Ein Garant für gute Stimmung: Die Coverband 'Maniac' aus Paderborn - hier mit Meschedes neuem Citymanager Norbert Smuda (l.) sowie Markus Franz (re.) vom Stadtmarketing.

Zwei Tage trotzten Meschedes Bürger und Gäste den fast schon herbstlichen Temperaturen, bevor am Sonntag wegen des anhaltenden Regens das Henneseefest vorzeitig abgebrochen werden musste. An den ersten beiden Tagen konnte jedoch ausgiebig gefeiert werden und zahlreiche Besucher fanden den Weg zum Damm, um bis in die frühen Morgenstunden bei Livemusik zu tanzen.

Vom Staudamm über den Tennisclub bis hin zum Welcome-Hotel wurde den Gästen ein abwechslungsreiches Unterhaltungsprogramm geboten. Neben verschiedenen Bands, die Rock- und Popmusik auf vier Bühnen performten, sorgten Djs am Chillin' für ausgelassene Partystimmung. Das Kochen konnte man an diesen Tagen beruhigt anderen überlassen, da dem Besucher ein reichhaltiges Angebot an kulinarischen Leckerbissen geboten wurde, und so nutzten viele Familien am Samstagnachmittag den Hennesee als Ausflugsziel.
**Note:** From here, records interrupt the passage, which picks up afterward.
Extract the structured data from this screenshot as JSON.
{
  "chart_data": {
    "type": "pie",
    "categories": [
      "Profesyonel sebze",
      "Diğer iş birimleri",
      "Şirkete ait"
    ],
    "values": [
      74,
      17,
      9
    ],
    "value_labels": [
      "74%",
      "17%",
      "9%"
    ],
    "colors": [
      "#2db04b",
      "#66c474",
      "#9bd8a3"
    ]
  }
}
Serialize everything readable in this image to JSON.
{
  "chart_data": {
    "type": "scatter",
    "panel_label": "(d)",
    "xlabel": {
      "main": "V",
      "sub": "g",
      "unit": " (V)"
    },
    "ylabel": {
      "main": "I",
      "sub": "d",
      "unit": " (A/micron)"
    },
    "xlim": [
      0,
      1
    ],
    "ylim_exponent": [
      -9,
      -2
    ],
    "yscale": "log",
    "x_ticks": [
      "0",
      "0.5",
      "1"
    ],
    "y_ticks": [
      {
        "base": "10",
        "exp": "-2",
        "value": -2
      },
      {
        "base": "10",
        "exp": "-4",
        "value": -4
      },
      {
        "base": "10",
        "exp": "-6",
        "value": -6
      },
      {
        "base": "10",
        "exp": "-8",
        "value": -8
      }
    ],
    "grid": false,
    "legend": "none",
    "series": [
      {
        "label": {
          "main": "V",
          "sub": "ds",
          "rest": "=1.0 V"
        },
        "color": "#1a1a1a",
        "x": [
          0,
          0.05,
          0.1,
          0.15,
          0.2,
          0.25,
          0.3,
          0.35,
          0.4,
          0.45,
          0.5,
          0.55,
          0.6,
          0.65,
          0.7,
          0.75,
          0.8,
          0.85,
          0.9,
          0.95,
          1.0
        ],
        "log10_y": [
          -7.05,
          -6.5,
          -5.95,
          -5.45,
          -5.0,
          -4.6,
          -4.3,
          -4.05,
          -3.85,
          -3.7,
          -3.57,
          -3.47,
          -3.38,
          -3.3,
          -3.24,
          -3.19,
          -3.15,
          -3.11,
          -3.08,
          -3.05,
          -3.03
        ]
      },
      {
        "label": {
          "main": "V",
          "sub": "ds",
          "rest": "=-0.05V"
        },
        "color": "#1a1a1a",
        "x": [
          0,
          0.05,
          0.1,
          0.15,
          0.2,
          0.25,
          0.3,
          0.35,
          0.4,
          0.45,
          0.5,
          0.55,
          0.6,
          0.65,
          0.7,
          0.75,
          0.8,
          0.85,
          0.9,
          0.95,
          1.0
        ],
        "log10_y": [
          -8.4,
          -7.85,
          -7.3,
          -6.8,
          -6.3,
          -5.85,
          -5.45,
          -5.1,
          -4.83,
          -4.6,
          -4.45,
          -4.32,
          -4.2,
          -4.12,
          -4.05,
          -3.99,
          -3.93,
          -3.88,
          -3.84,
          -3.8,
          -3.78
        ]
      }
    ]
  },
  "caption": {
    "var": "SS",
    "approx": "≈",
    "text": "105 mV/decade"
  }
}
Bei den Unterhaltungsaktivitäten standen besonders die Kinder im Fokus der Veranstalter. Neben Kinderschminken und Airbrush-Tattoos bot die Festmeile eine Hüpfburg am Hennesee-Hotel sowie die Möglichkeit zu einer ruhigen und beschaulichen Schiffsrundfahrt mit der MS Hennesee. Doch auch wichtige Tipps zum Energiesparen und die neuesten Trends im Hairstyling standen auf dem Programm des bunten Treibens. Den Höhepunkt der Veranstaltung setzte am Samstagabend der Auftritt der Coverband "Maniac", die mit allerfeinster Rock- und Popmusik die über 1500 Partygäste zum Singen und Tanzen animierte und bis weit nach Mitternacht aus ihrem reichhaltigen musikalischen Repertoire schöpfte. "Eine überwältigende Stimmung", bescheinigte der Frontmann der "Maniac", Guido Kauert. "Mit so einem ausdauernden Publikum macht es richtig Spaß zu rocken." Ein fulminantes Höhenfeuerwerk beeindruckte nicht nur die Anwesenden, sondern auch die Mescheder, die nicht am Damm waren, das Spektakel aber aus ihren Fenstern erleben konnten.